The key issue is about whether the indisputably large inroads into our liberties were reasonable in the circumstances. It should go without saying but the lessons that any commission or inquiry can learn will be limited by the nature of the questions asked.
The current Commission is asking entirely the wrong questions and with the wrong frame of mind. Its findings will have no prospects of addressing the real issues that New Zealanders have with the hardships caused by our then Government’s response to Covid.
The second fundamental flaw with the Royal Commission is the leadership of the Commission.
The Government appointed Australia-based epidemiologist Professor Tony Blakely to chair the Royal Commission. It also appointed a former Minister of Education, Hekia Parata. She has resigned. The third member is John Whitehead, an ex-Treasury secretary appointed for his expertise on the economic response.
Putting an epidemiologist in charge of this inquiry is like putting a rabbit in charge of the lettuce garden. There is little doubt that epidemiologists such as Dr Michael Baker are convinced the Government response was the correct one. Our Government was so reliant on the epidemiologists that for a year or so they effectively became our unelected government. The advising epidemiologists have intellectual skin in the game in terms of justifying the decisions that were made.

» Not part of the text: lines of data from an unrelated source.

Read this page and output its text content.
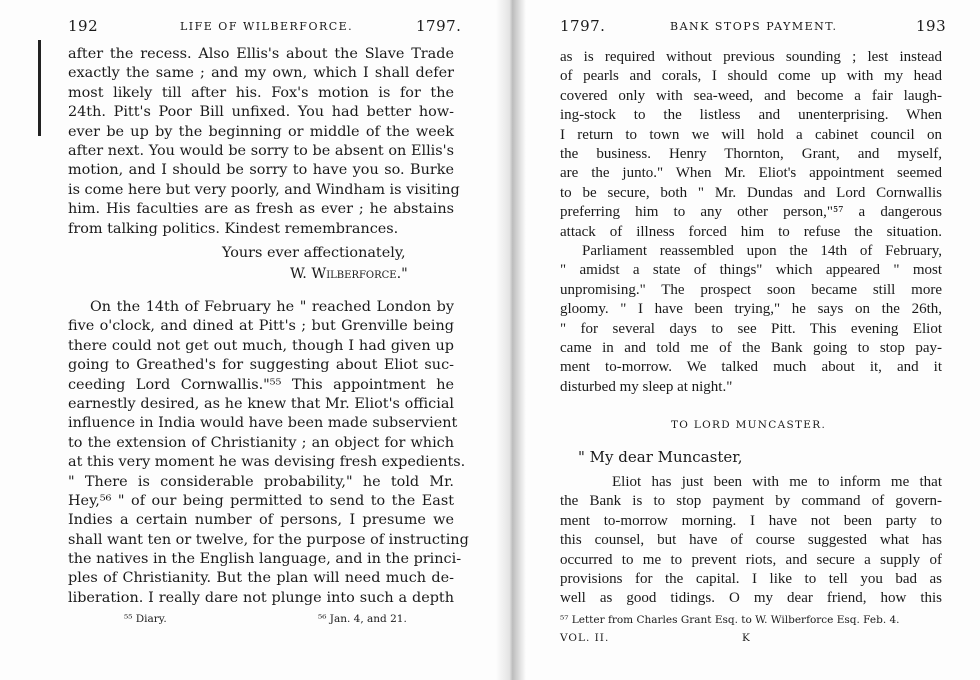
192	LIFE OF WILBERFORCE.	1797.
after the recess. Also Ellis's about the Slave Trade
exactly the same ; and my own, which I shall defer
most likely till after his. Fox's motion is for the
24th. Pitt's Poor Bill unfixed. You had better how-
ever be up by the beginning or middle of the week
after next. You would be sorry to be absent on Ellis's
motion, and I should be sorry to have you so. Burke
is come here but very poorly, and Windham is visiting
him. His faculties are as fresh as ever ; he abstains
from talking politics. Kindest remembrances.
Yours ever affectionately,
W. Wilberforce."
On the 14th of February he " reached London by
five o'clock, and dined at Pitt's ; but Grenville being
there could not get out much, though I had given up
going to Greathed's for suggesting about Eliot suc-
ceeding Lord Cornwallis."⁵⁵ This appointment he
earnestly desired, as he knew that Mr. Eliot's official
influence in India would have been made subservient
to the extension of Christianity ; an object for which
at this very moment he was devising fresh expedients.
" There is considerable probability," he told Mr.
Hey,⁵⁶ " of our being permitted to send to the East
Indies a certain number of persons, I presume we
shall want ten or twelve, for the purpose of instructing
the natives in the English language, and in the princi-
ples of Christianity. But the plan will need much de-
liberation. I really dare not plunge into such a depth
⁵⁵ Diary.	⁵⁶ Jan. 4, and 21.
1797.	BANK STOPS PAYMENT.	193
as is required without previous sounding ; lest instead
of pearls and corals, I should come up with my head
covered only with sea-weed, and become a fair laugh-
ing-stock to the listless and unenterprising. When
I return to town we will hold a cabinet council on
the business. Henry Thornton, Grant, and myself,
are the junto." When Mr. Eliot's appointment seemed
to be secure, both " Mr. Dundas and Lord Cornwallis
preferring him to any other person,"⁵⁷ a dangerous
attack of illness forced him to refuse the situation.
Parliament reassembled upon the 14th of February,
" amidst a state of things" which appeared " most
unpromising." The prospect soon became still more
gloomy. " I have been trying," he says on the 26th,
" for several days to see Pitt. This evening Eliot
came in and told me of the Bank going to stop pay-
ment to-morrow. We talked much about it, and it
disturbed my sleep at night."
TO LORD MUNCASTER.
" My dear Muncaster,
Eliot has just been with me to inform me that
the Bank is to stop payment by command of govern-
ment to-morrow morning. I have not been party to
this counsel, but have of course suggested what has
occurred to me to prevent riots, and secure a supply of
provisions for the capital. I like to tell you bad as
well as good tidings. O my dear friend, how this
⁵⁷ Letter from Charles Grant Esq. to W. Wilberforce Esq. Feb. 4.
VOL. II.	K
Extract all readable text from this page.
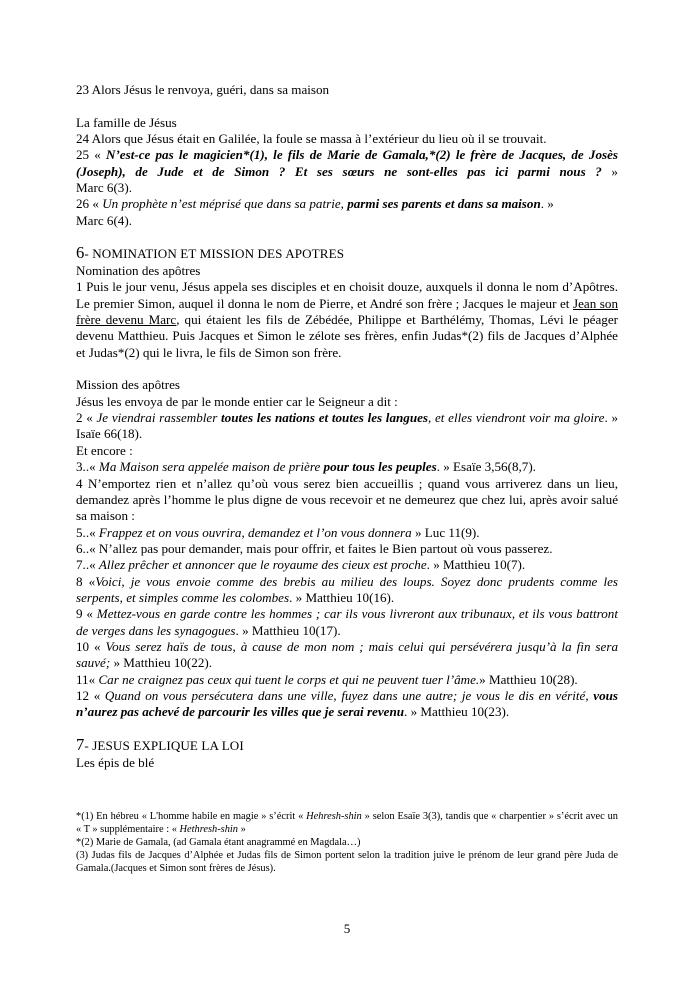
23 Alors Jésus le renvoya, guéri, dans sa maison

La famille de Jésus

24 Alors que Jésus était en Galilée, la foule se massa à l’extérieur du lieu où il se trouvait.

25 « N’est-ce pas le magicien*(1), le fils de Marie de Gamala,*(2) le frère de Jacques, de Josès (Joseph), de Jude et de Simon ? Et ses sœurs ne sont-elles pas ici parmi nous ? »

Marc 6(3).

26 « Un prophète n’est méprisé que dans sa patrie, parmi ses parents et dans sa maison. »

Marc 6(4).

6- NOMINATION ET MISSION DES APOTRES

Nomination des apôtres

1 Puis le jour venu, Jésus appela ses disciples et en choisit douze, auxquels il donna le nom d’Apôtres. Le premier Simon, auquel il donna le nom de Pierre, et André son frère ; Jacques le majeur et Jean son frère devenu Marc, qui étaient les fils de Zébédée, Philippe et Barthélémy, Thomas, Lévi le péager devenu Matthieu. Puis Jacques et Simon le zélote ses frères, enfin Judas*(2) fils de Jacques d’Alphée et Judas*(2) qui le livra, le fils de Simon son frère.

Mission des apôtres

Jésus les envoya de par le monde entier car le Seigneur a dit :

2 « Je viendrai rassembler toutes les nations et toutes les langues, et elles viendront voir ma gloire. » Isaïe 66(18).

Et encore :

3..« Ma Maison sera appelée maison de prière pour tous les peuples. » Esaïe 3,56(8,7).

4 N’emportez rien et n’allez qu’où vous serez bien accueillis ; quand vous arriverez dans un lieu, demandez après l’homme le plus digne de vous recevoir et ne demeurez que chez lui, après avoir salué sa maison :

5..« Frappez et on vous ouvrira, demandez et l’on vous donnera » Luc 11(9).

6..« N’allez pas pour demander, mais pour offrir, et faites le Bien partout où vous passerez.

7..« Allez prêcher et annoncer que le royaume des cieux est proche. » Matthieu 10(7).

8 «Voici, je vous envoie comme des brebis au milieu des loups. Soyez donc prudents comme les serpents, et simples comme les colombes. » Matthieu 10(16).

9 « Mettez-vous en garde contre les hommes ; car ils vous livreront aux tribunaux, et ils vous battront de verges dans les synagogues. » Matthieu 10(17).

10 « Vous serez haïs de tous, à cause de mon nom ; mais celui qui persévérera jusqu’à la fin sera sauvé; » Matthieu 10(22).

11« Car ne craignez pas ceux qui tuent le corps et qui ne peuvent tuer l’âme.» Matthieu 10(28).

12 « Quand on vous persécutera dans une ville, fuyez dans une autre; je vous le dis en vérité, vous n’aurez pas achevé de parcourir les villes que je serai revenu. » Matthieu 10(23).

7- JESUS EXPLIQUE LA LOI

Les épis de blé

*(1) En hébreu « L'homme habile en magie » s’écrit « Hehresh-shin » selon Esaïe 3(3), tandis que « charpentier » s’écrit avec un « T » supplémentaire : « Hethresh-shin »

*(2) Marie de Gamala, (ad Gamala étant anagrammé en Magdala…)

(3) Judas fils de Jacques d’Alphée et Judas fils de Simon portent selon la tradition juive le prénom de leur grand père Juda de Gamala.(Jacques et Simon sont frères de Jésus).

5
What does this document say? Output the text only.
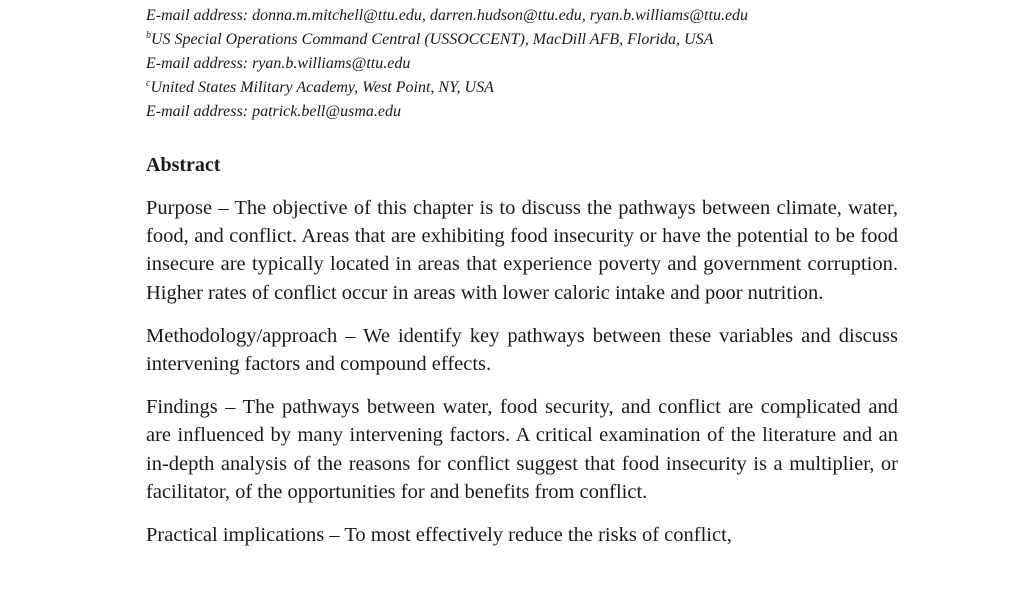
E-mail address: donna.m.mitchell@ttu.edu, darren.hudson@ttu.edu, ryan.b.williams@ttu.edu
$^b$US Special Operations Command Central (USSOCCENT), MacDill AFB, Florida, USA
E-mail address: ryan.b.williams@ttu.edu
$^c$United States Military Academy, West Point, NY, USA
E-mail address: patrick.bell@usma.edu
Abstract

Purpose – The objective of this chapter is to discuss the pathways between climate, water, food, and conflict. Areas that are exhibiting food insecurity or have the potential to be food insecure are typically located in areas that experience poverty and government corruption. Higher rates of conflict occur in areas with lower caloric intake and poor nutrition.

Methodology/approach – We identify key pathways between these variables and discuss intervening factors and compound effects.

Findings – The pathways between water, food security, and conflict are complicated and are influenced by many intervening factors. A critical examination of the literature and an in-depth analysis of the reasons for conflict suggest that food insecurity is a multiplier, or facilitator, of the opportunities for and benefits from conflict.

Practical implications – To most effectively reduce the risks of conflict,
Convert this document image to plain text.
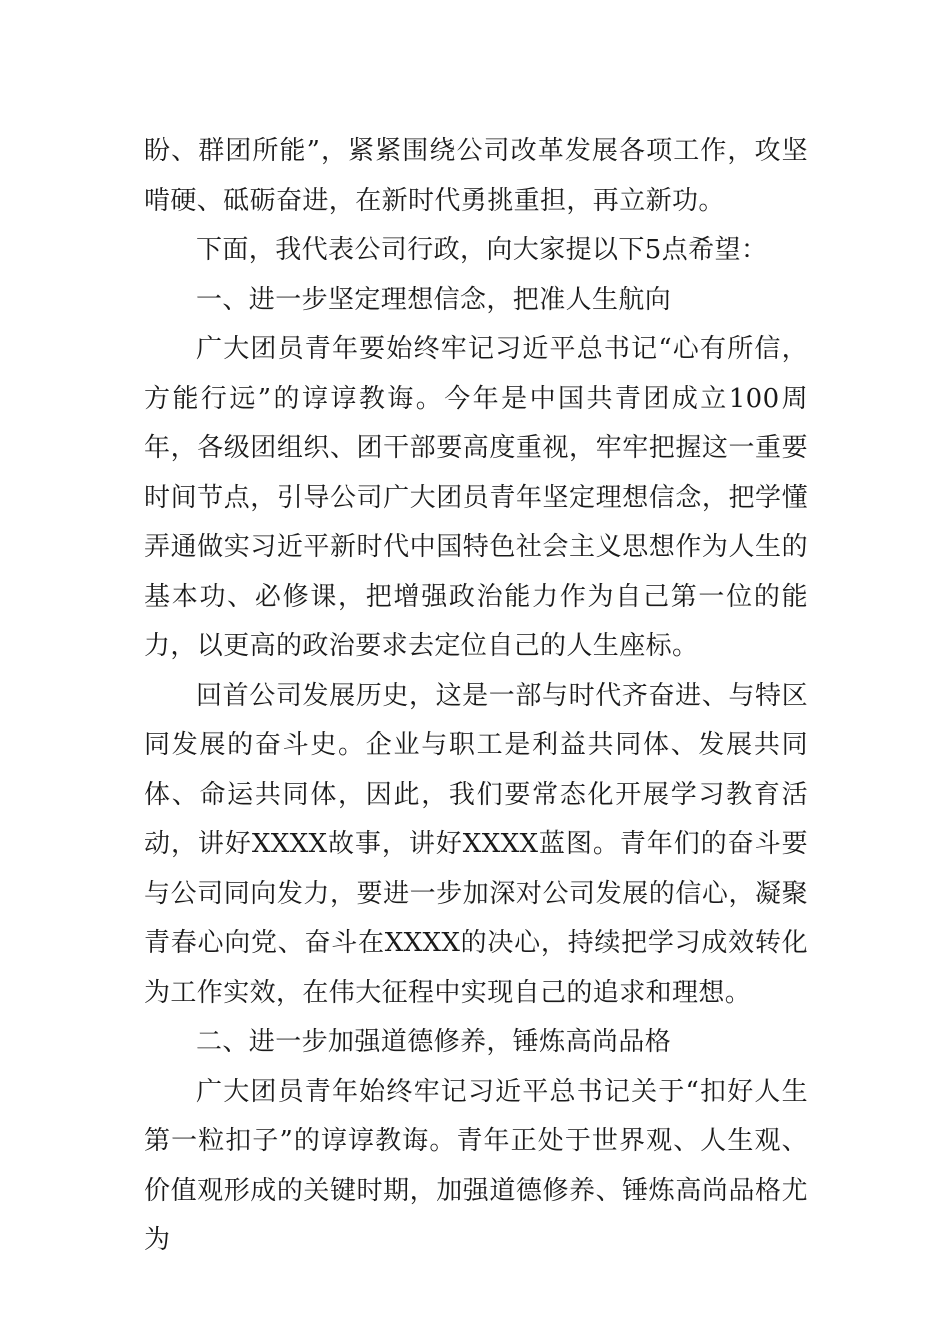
盼、群团所能”，紧紧围绕公司改革发展各项工作，攻坚啃硬、砥砺奋进，在新时代勇挑重担，再立新功。

下面，我代表公司行政，向大家提以下5点希望：

一、进一步坚定理想信念，把准人生航向

广大团员青年要始终牢记习近平总书记“心有所信，方能行远”的谆谆教诲。今年是中国共青团成立100周年，各级团组织、团干部要高度重视，牢牢把握这一重要时间节点，引导公司广大团员青年坚定理想信念，把学懂弄通做实习近平新时代中国特色社会主义思想作为人生的基本功、必修课，把增强政治能力作为自己第一位的能力，以更高的政治要求去定位自己的人生座标。

回首公司发展历史，这是一部与时代齐奋进、与特区同发展的奋斗史。企业与职工是利益共同体、发展共同体、命运共同体，因此，我们要常态化开展学习教育活动，讲好XXXX故事，讲好XXXX蓝图。青年们的奋斗要与公司同向发力，要进一步加深对公司发展的信心，凝聚青春心向党、奋斗在XXXX的决心，持续把学习成效转化为工作实效，在伟大征程中实现自己的追求和理想。

二、进一步加强道德修养，锤炼高尚品格

广大团员青年始终牢记习近平总书记关于“扣好人生第一粒扣子”的谆谆教诲。青年正处于世界观、人生观、价值观形成的关键时期，加强道德修养、锤炼高尚品格尤为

All indications are that the operation of the Commission so far has indeed been narrow. The inquiry can be easily accused of being a self-serving political backside-covering exercise because who did the Labour Government put in charge of this inquiry? Another epidemiologist.
Up close, the existing Commission looks like a giant, expensive, rubber stamp to simply approve the last Government’s policy in regard to Covid-19. As constructed, this inquiry will predictably be an expensive exercise in missing the point. The response to Covid-19 was not just a scientific question. It was also a social and economic question and that evaluation, and the independent leadership to undertake that evaluation is glaringly absent.
Whatever mistakes were made at the time, it is imperative that the coalition’s inquiry is an opportunity to learn from them. The Government needs to scrap the current Commission completely and start again. Anything else will be just “lipstick on a pig”.
Deborah Chambers is a King’s Counsel and an expert in trust litigation and relationship property law.